EB: You say on the record, "I moved out the ghetto 'cause I hate it." What prompted you to say that?

IT: I hate the ghetto, man. Fuckin' rats and fuckin' no heat, the street, the dump, the refrigerator that don't work, the fucked-up hospitals and schools. Nobody likes the ghetto, man. But the ghetto, they got this mind-fuck going on that says, "Stay here, represent, keep it real." I say, if we got to stay together, let's at least live in Trump Tower. 'Cause I don't really believe there's a black community. I believe there's a poor community. Where do white people live? Where they can afford to. Fuck the ghetto - not the people in the ghetto.

EB: In your book, The Ice Opinion [1994], you said you regretted having been "hard on gay people." Why did you say that?

IT: Because when I was comin' up, I really didn't understand gay people. When you're young, you think somebody's gay because they can't make it as a man. But you learn, you grow up. Personally, I'm as straight as six o'clock, but if being gay's your thing, cool. So I learned to get to that point. The funny thing about gayness is that there are a lot of men that are gay and don't think they are. Like when you go to jail, you be runnin' with these hard niggas who be havin' sex with men, and they don't think that's gay. Real niggas be talkin', "Yeah, I'm gonna fuck him." And the same nigga'll get back on the streets and be a man. It's a gray area.
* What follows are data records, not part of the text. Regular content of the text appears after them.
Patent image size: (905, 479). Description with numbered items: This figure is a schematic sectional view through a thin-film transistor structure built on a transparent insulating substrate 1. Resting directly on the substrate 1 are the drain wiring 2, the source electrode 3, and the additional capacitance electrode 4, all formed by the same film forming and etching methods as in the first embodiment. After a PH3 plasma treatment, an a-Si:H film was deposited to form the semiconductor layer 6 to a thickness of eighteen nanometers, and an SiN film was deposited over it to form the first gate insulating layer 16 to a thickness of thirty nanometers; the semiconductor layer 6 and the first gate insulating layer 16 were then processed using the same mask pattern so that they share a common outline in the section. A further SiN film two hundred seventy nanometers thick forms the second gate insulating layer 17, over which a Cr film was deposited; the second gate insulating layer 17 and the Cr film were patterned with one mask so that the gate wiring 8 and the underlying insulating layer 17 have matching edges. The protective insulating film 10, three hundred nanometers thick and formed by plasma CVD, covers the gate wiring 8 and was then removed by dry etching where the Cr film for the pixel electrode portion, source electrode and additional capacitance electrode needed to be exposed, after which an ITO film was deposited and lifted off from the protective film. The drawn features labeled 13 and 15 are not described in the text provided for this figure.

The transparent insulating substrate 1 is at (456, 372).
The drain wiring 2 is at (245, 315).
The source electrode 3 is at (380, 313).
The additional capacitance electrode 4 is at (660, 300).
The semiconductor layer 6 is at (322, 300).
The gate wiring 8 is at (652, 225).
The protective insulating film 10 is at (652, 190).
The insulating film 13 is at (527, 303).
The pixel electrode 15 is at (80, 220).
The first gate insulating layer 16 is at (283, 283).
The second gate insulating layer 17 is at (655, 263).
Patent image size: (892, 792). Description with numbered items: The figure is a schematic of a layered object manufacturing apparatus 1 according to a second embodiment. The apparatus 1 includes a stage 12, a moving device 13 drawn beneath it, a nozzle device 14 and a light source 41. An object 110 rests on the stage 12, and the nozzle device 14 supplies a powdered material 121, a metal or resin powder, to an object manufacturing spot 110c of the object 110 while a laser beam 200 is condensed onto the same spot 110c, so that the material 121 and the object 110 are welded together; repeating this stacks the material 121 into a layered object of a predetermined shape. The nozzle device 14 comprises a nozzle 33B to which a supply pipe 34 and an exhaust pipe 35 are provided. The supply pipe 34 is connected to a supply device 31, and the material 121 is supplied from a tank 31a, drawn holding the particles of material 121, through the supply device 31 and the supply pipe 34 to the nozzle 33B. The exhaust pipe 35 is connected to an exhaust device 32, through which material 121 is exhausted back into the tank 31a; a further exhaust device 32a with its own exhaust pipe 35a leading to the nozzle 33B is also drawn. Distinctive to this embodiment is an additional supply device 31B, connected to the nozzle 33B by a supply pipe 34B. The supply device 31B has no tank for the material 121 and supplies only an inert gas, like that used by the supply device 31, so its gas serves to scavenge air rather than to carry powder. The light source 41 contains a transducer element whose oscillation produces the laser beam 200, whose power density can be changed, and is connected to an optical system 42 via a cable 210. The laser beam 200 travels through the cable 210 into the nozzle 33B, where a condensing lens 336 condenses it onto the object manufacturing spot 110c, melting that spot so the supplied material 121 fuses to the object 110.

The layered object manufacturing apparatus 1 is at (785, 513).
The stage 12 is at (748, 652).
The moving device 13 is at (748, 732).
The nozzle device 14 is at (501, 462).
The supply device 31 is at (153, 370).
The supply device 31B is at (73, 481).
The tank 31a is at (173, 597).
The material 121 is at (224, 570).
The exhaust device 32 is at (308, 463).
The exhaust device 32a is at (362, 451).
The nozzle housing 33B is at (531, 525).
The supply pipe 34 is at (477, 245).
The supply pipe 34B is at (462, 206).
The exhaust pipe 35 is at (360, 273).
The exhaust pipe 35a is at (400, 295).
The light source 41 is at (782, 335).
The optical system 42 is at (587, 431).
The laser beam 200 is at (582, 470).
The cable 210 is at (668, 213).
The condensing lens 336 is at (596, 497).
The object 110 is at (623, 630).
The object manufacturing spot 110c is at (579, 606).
EB: So what do you think looking back on your departure from your old label, Time-Warner, over the "Cop Killer" controversy?

IT: You can't expect a company like Time-Warner - which ain't black - to let black topics cloud their agenda, which is to make money. I ain't mad at 'em 'cause that's business. If I was Time-Warner, and some motherfucker was talkin' crazy on my label, I'd drop his ass, too.

EB: What do you make of the current political situation in this country?

IT: I gotta vote for Clinton again. He ain't trip. I wish he hadn't let that three-strikes law pass, but that was state shit. I think, though, when you look at the political race this year - Pat Buchanan and all these motherfuckers - you see how fucked-up the country is. These are the only people powerful enough to be candidates? God damn! There's gotta be a nicer person out there! But you know what they say, "If God had wanted us to vote, he'd have given us candidates."